ISSN (Print): 1381-6128
ISSN (Online): 1873-4286

Review Article

Systemic Allergy to Corticosteroids: Clinical Features and Cross Reactivity

Author(s): Annick Barbaud and Julie Waton

Volume 22 , Issue 45 , 2016

Page: [6825 - 6831] Pages: 7

DOI: 10.2174/1381612822666161013092339

Price: $65


Systemic hypersensitivity (HS) to corticosteroids (CS) is paradoxical but does exist. Some patients with a previous contact allergy to topical CS may develop a systemic contact dermatitis (SCD) while receiving CS orally or intravenously. However, a previous contact sensitization is not mandatory for developing a systemic HS to CS. Acute or delayed urticaria can occur in immediate HS. Immediate HS can be due to excipients, mainly carboxymethylcellulose or to CS themselves. Delayed reactions, mainly maculopapular rash and acute generalized exanthematous pustulosis can occur.
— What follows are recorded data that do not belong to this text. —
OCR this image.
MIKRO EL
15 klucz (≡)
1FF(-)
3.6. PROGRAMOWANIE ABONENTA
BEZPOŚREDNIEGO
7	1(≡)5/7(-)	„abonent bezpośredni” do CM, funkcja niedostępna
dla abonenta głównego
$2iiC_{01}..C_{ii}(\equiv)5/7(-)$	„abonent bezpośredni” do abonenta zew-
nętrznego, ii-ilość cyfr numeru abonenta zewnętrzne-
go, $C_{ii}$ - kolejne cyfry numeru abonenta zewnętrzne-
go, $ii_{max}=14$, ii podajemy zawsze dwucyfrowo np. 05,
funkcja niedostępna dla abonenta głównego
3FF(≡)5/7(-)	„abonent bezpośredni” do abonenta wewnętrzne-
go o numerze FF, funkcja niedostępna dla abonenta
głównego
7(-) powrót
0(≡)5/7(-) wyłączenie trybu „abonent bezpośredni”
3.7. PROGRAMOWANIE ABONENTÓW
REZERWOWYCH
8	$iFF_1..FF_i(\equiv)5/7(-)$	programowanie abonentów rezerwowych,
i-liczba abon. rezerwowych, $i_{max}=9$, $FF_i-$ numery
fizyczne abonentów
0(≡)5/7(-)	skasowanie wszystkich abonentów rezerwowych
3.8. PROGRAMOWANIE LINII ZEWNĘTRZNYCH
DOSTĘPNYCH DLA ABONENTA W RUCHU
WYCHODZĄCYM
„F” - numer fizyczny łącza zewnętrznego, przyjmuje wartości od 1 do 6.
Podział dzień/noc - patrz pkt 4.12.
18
Skin tests with systemic CS have to be standardized. It is necessary to determine if IDT with CS frequently induce skin atrophy or not and if such skin atrophy is transient by doing prospective studies using an standardized method and a limited injected volume (0.02 ml). Patch tests can be done in delayed HS, with readings at day 2, 4 and 7. In SCD, the Baeck’s classification of CS in 3 chemical groups could explain cross reactivity between systemic CS. However, this classification is not applicable to explain cross-reactions between in systemic HS. According to the literature, 52/79 patients had a HS reaction to a group confirmed by a positive allergological investigations, but had a negative provocation test with another CS belonging to the same group. In case of non-severe cutaneous adverse reactions and when skin tests are negative, provocation tests have to be performed to find an alternative CS, even if it belongs to the same chemical group as those responsible for the initial reaction.

Keywords: Corticosteroids, allergy, drug reaction, cross-reaction, skin tests, chemical classification, skin test.